Иван желчно усмехнулся:
— Складно говоришь, старик. Потому и рыщу волком по вашим обителям — свое забрать желаю. Похмелья бояться — на пиру не веселиться. Это вам, монастырским, мирское без надобности. А сила у нас какая хочешь найдется! Все заберем! Омелька! — крикнул царь, перекрывая шум на дворе.
Великан вздрогнул. Беспокойно повертел по сторонам перепачканным кровью лицом, забегал глазами. Подался телом вперед, прислонив огромную ладонь к уху.
По двору пролетели выкрики:
— Тихо!
— Государь зовет!
— Омельянушка, глянь-ка на царя!
— Да поворотись же ты, орясина!
Опричник-богатырь недоверчиво обернулся. Заметил на ступенях храма Ивана со свитой и вздрогнул.

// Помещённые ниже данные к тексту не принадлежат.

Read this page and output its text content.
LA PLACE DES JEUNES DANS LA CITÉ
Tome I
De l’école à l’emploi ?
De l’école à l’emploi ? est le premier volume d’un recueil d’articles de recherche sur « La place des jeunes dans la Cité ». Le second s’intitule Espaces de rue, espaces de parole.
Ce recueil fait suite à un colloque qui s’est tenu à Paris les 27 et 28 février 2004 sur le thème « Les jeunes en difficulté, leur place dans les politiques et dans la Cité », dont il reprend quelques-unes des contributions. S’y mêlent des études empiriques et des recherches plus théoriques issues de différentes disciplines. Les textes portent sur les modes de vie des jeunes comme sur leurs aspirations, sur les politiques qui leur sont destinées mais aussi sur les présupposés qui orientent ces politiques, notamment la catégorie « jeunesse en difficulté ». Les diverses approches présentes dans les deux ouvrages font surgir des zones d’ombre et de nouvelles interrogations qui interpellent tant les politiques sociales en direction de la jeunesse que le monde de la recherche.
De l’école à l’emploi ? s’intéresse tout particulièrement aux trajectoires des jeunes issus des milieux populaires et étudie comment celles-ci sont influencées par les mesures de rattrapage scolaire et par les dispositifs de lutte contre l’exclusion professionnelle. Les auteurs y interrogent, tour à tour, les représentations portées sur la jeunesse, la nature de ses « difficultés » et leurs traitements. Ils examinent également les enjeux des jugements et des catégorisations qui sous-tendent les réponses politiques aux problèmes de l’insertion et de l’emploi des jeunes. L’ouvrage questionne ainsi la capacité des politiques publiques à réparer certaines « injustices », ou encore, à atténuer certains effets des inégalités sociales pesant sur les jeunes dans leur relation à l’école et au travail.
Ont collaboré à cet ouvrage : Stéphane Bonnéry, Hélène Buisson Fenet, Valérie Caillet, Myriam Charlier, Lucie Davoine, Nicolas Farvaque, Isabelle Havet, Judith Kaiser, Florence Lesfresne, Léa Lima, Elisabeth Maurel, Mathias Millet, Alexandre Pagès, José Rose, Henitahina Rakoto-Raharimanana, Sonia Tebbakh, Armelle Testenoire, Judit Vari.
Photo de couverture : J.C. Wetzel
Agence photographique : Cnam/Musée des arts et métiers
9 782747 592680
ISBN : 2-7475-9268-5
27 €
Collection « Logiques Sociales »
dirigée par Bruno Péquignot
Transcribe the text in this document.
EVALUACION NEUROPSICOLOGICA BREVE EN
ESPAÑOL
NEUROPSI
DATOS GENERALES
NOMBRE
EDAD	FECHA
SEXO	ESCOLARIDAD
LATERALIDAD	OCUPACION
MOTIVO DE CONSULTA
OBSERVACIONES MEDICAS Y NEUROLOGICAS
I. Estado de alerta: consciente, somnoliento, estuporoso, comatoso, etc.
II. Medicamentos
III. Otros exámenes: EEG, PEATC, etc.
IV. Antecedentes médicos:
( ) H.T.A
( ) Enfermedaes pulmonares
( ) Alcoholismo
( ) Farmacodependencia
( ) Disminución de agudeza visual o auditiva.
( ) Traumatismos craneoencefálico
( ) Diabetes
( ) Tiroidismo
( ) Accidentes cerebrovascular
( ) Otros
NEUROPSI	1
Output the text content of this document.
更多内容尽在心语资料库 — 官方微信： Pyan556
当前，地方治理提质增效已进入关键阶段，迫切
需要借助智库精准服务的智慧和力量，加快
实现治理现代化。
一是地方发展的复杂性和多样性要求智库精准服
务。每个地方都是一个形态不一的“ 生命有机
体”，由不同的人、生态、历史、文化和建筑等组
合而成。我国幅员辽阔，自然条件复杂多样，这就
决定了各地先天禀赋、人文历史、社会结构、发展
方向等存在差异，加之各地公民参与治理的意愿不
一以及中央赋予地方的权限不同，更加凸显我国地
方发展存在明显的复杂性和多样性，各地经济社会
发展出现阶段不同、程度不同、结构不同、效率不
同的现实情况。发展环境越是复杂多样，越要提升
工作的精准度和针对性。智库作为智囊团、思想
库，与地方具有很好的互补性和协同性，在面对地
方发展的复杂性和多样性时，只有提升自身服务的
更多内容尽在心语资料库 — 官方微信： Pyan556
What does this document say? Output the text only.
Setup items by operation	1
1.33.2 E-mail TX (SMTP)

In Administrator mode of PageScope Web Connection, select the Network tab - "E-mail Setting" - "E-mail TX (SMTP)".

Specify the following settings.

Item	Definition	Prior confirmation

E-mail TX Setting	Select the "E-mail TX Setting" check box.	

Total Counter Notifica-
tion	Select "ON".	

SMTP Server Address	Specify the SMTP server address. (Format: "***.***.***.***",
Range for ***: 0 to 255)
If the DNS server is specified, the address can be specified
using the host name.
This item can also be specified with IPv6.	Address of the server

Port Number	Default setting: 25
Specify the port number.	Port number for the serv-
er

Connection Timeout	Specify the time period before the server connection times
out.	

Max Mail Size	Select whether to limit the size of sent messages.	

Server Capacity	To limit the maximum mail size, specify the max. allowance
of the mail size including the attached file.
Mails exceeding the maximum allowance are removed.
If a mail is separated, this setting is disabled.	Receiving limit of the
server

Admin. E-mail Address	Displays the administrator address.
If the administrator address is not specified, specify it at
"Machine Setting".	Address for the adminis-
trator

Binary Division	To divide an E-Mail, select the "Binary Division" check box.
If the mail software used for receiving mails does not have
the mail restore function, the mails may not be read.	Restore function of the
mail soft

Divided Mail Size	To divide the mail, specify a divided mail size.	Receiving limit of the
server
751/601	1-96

— Ишь… — пробормотал недоуменно и потряс головой, болтая красными соплями.
Царь засмеялся:
— Эка ж ты животина! А ну-ка, покажи нам силу настоящую! Тащи сюда «благовестника»!
Взгляды столпившихся на дворе устремились на гладкий темный колокольный бок, видневшийся из-под рухнувшей звонницкой кровли.
Зашелестели голоса:
— Это ж скольки в нем?..
— Сороковник пудов, не меньше…
— Да еще язык в придачу…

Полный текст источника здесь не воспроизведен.